I would like to reshape my old data.frame data
from long to wide using two variables as the columns for the new data.frame new.data
. Specifically, I want to take the two variables data$assessment
and data$question_id
:
1) Figure out how many data$question_id
are in each data$assessment
, so that
2) Each data$question_id
represents a column in the new data.frame, and
3) Relabel each data$question_id
to indicate the assessment it belongs to (i.e. Assessment1 and Q1 is Assessment1_Q1, Assessment1 and Q3 is Assessment1_Q3).
However, there are two things to consider:
1) The assessments have different numbers of questions
2) Not all questions were filled out by the participant (i.e. missing data)

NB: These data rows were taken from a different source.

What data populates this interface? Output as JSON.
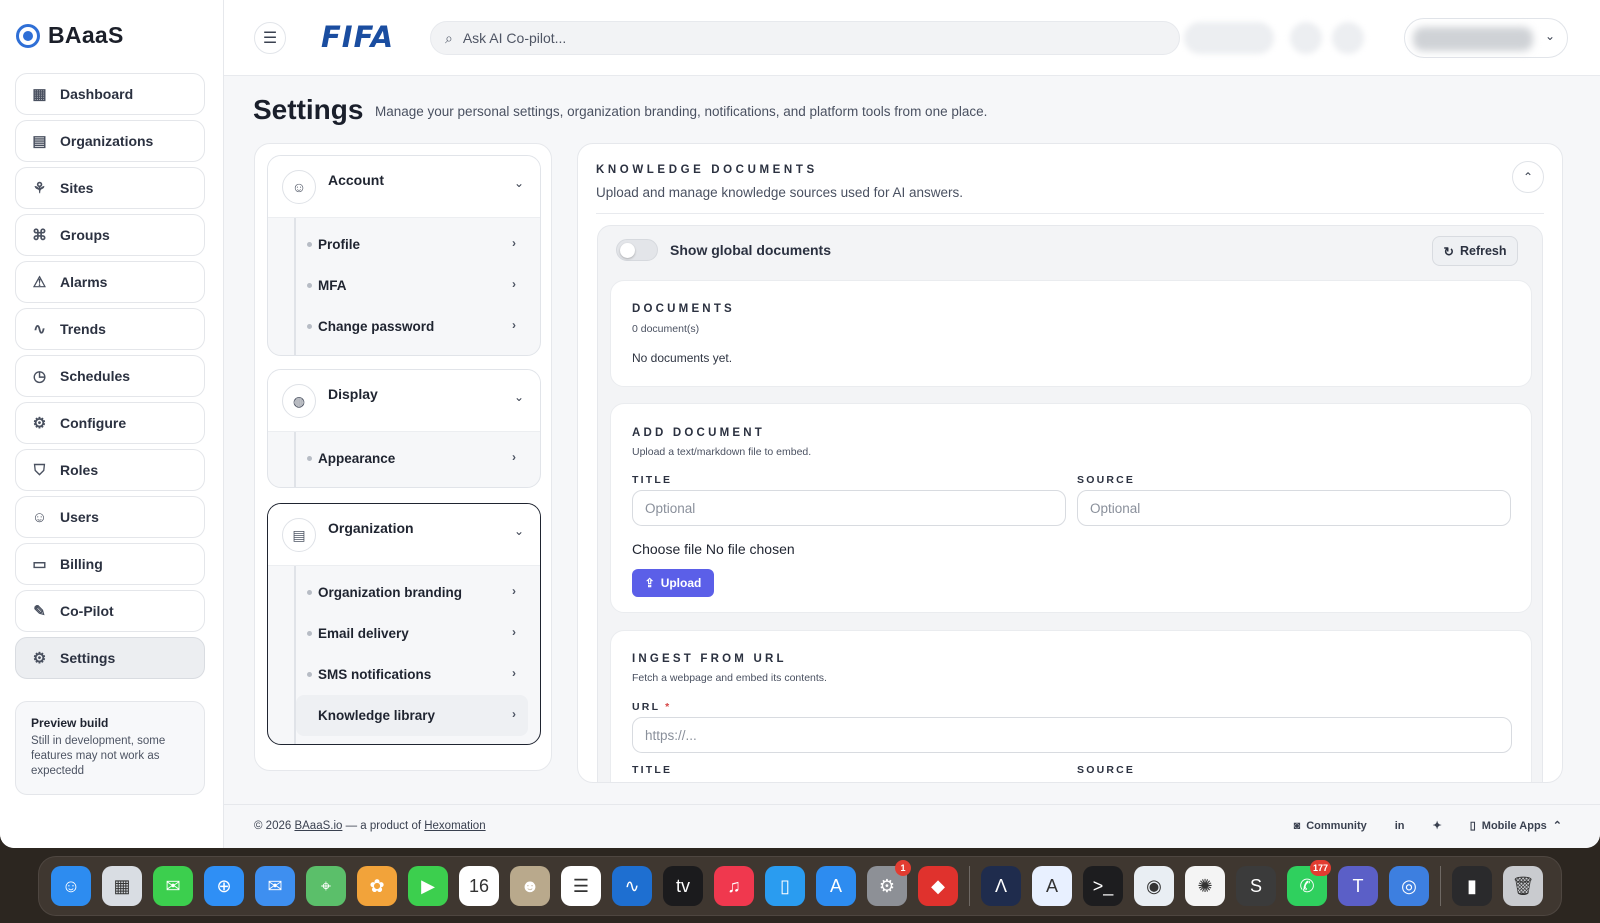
{
  "brand": {
    "name": "BAaaS"
  },
  "sidebar": {
    "items": [
      {
        "label": "Dashboard",
        "icon": "dashboard-icon"
      },
      {
        "label": "Organizations",
        "icon": "building-icon"
      },
      {
        "label": "Sites",
        "icon": "sites-icon"
      },
      {
        "label": "Groups",
        "icon": "groups-icon"
      },
      {
        "label": "Alarms",
        "icon": "alarm-icon"
      },
      {
        "label": "Trends",
        "icon": "trend-icon"
      },
      {
        "label": "Schedules",
        "icon": "clock-icon"
      },
      {
        "label": "Configure",
        "icon": "gear-icon"
      },
      {
        "label": "Roles",
        "icon": "shield-icon"
      },
      {
        "label": "Users",
        "icon": "users-icon"
      },
      {
        "label": "Billing",
        "icon": "billing-icon"
      },
      {
        "label": "Co-Pilot",
        "icon": "copilot-icon"
      },
      {
        "label": "Settings",
        "icon": "settings-icon"
      }
    ],
    "active": "Settings",
    "preview": {
      "title": "Preview build",
      "desc": "Still in development, some features may not work as expectedd"
    }
  },
  "topbar": {
    "logo": "FIFA",
    "search_placeholder": "Ask AI Co-pilot..."
  },
  "header": {
    "title": "Settings",
    "desc": "Manage your personal settings, organization branding, notifications, and platform tools from one place."
  },
  "settings_nav": {
    "account": {
      "title": "Account",
      "items": [
        "Profile",
        "MFA",
        "Change password"
      ]
    },
    "display": {
      "title": "Display",
      "items": [
        "Appearance"
      ]
    },
    "organization": {
      "title": "Organization",
      "items": [
        "Organization branding",
        "Email delivery",
        "SMS notifications",
        "Knowledge library"
      ],
      "active": "Knowledge library"
    }
  },
  "knowledge": {
    "title": "KNOWLEDGE DOCUMENTS",
    "subtitle": "Upload and manage knowledge sources used for AI answers.",
    "toggle_label": "Show global documents",
    "toggle_on": false,
    "refresh_label": "Refresh",
    "documents": {
      "title": "DOCUMENTS",
      "count": "0 document(s)",
      "empty": "No documents yet."
    },
    "add": {
      "title": "ADD DOCUMENT",
      "subtitle": "Upload a text/markdown file to embed.",
      "title_label": "TITLE",
      "title_placeholder": "Optional",
      "source_label": "SOURCE",
      "source_placeholder": "Optional",
      "file_text": "Choose file  No file chosen",
      "upload_label": "Upload"
    },
    "ingest": {
      "title": "INGEST FROM URL",
      "subtitle": "Fetch a webpage and embed its contents.",
      "url_label": "URL",
      "url_required": "*",
      "url_placeholder": "https://...",
      "title_label": "TITLE",
      "source_label": "SOURCE"
    }
  },
  "footer": {
    "copy_prefix": "© 2026 ",
    "site": "BAaaS.io",
    "middle": " — a product of ",
    "company": "Hexomation",
    "community": "Community",
    "mobile": "Mobile Apps"
  },
  "dock": {
    "apps": [
      {
        "name": "finder",
        "glyph": "☺",
        "color": "#2d8cf0"
      },
      {
        "name": "launchpad",
        "glyph": "▦",
        "color": "#d9dde3"
      },
      {
        "name": "messages",
        "glyph": "✉",
        "color": "#3ccf4e"
      },
      {
        "name": "safari",
        "glyph": "⊕",
        "color": "#2f8ff5"
      },
      {
        "name": "mail",
        "glyph": "✉",
        "color": "#3e8ff0"
      },
      {
        "name": "maps",
        "glyph": "⌖",
        "color": "#5bbf6a"
      },
      {
        "name": "photos",
        "glyph": "✿",
        "color": "#f2a33a"
      },
      {
        "name": "facetime",
        "glyph": "▶",
        "color": "#3ccf4e"
      },
      {
        "name": "calendar",
        "glyph": "16",
        "color": "#ffffff"
      },
      {
        "name": "contacts",
        "glyph": "☻",
        "color": "#b9a98c"
      },
      {
        "name": "reminders",
        "glyph": "☰",
        "color": "#ffffff"
      },
      {
        "name": "freeform",
        "glyph": "∿",
        "color": "#1e6fd1"
      },
      {
        "name": "tv",
        "glyph": "tv",
        "color": "#1b1b1d"
      },
      {
        "name": "music",
        "glyph": "♫",
        "color": "#f0384e"
      },
      {
        "name": "keynote",
        "glyph": "▯",
        "color": "#2a9cf0"
      },
      {
        "name": "app-store",
        "glyph": "A",
        "color": "#2d8cf0"
      },
      {
        "name": "system-settings",
        "glyph": "⚙",
        "color": "#8d9096",
        "badge": "1"
      },
      {
        "name": "pdf-app",
        "glyph": "◆",
        "color": "#e0322d"
      },
      {
        "name": "arc",
        "glyph": "Λ",
        "color": "#1f2c4d"
      },
      {
        "name": "xcode-tools",
        "glyph": "A",
        "color": "#e8f0ff"
      },
      {
        "name": "terminal",
        "glyph": ">_",
        "color": "#1d1d1f"
      },
      {
        "name": "chrome",
        "glyph": "◉",
        "color": "#e9eef3"
      },
      {
        "name": "chatgpt",
        "glyph": "✺",
        "color": "#f4f4f4"
      },
      {
        "name": "sublime",
        "glyph": "S",
        "color": "#3b3b3b"
      },
      {
        "name": "whatsapp",
        "glyph": "✆",
        "color": "#2fd05e",
        "badge": "177"
      },
      {
        "name": "teams",
        "glyph": "T",
        "color": "#5b5fc7"
      },
      {
        "name": "silhouette",
        "glyph": "◎",
        "color": "#3d7fe0"
      },
      {
        "name": "downloads",
        "glyph": "▮",
        "color": "#2a2a2c"
      },
      {
        "name": "trash",
        "glyph": "🗑",
        "color": "#c9cbcf"
      }
    ]
  }
}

Here's the general structure of the old data.frame:
> dim(data)
[1] 42106 4
> colnames(data)
[1] "subjectid" "assessment" "question_id" "question_value"
> lapply(data, class)
$subjectid
[1] "integer"
$assessment
[1] "factor"
$question_id
[1] "factor"
$question_value
[1] "factor"
> length(unique(data$subjectid))
[1] 96
> table(data$assessment)
Assessment1 Assessment2
1362 2102
Assessment3 Assessment4
966 864
Assessment5 Assessment6
1183 2093
Assessment7 Assessment8
181 14208
Assessment9 Assessment10
6734 2044
Assessment11 Assessment12
3129 2185
Assessment13 Assessment14
3962 1093
> length(unique(data$question_id))
[1] 431
I want my new data.frame new.data
to have rows representing participants (N=96), columns representing the assessment and question (i.e. Assessment1_Q1), and new.data$question_value
representing each participant's score on a specific assessment/question. Using dim(new.data)
should yield 96 432
It should look something like this
subjectid Assessment1_Q1 Assessment1_Q2 Assessment1_Q3 Assessment1_Q4 Assessment2_Q1 Assessment2_Q2 Assessment2_Q3 Assessment3_Q1 Assessment3_Q2 Assessment3_Q3 Assessment4_Q1 Assessment4_Q2
1 6 7 5 4 1 2 4 8 6
2 5 9 3 1 2 4 8 2 3
3 3 9 5 4 5 9 2 3 7 5 5
As you can see, the new data.frame's rows are participants, the columns are Assessments/Questions, and the values are the participants' responses (missing responses are left blank.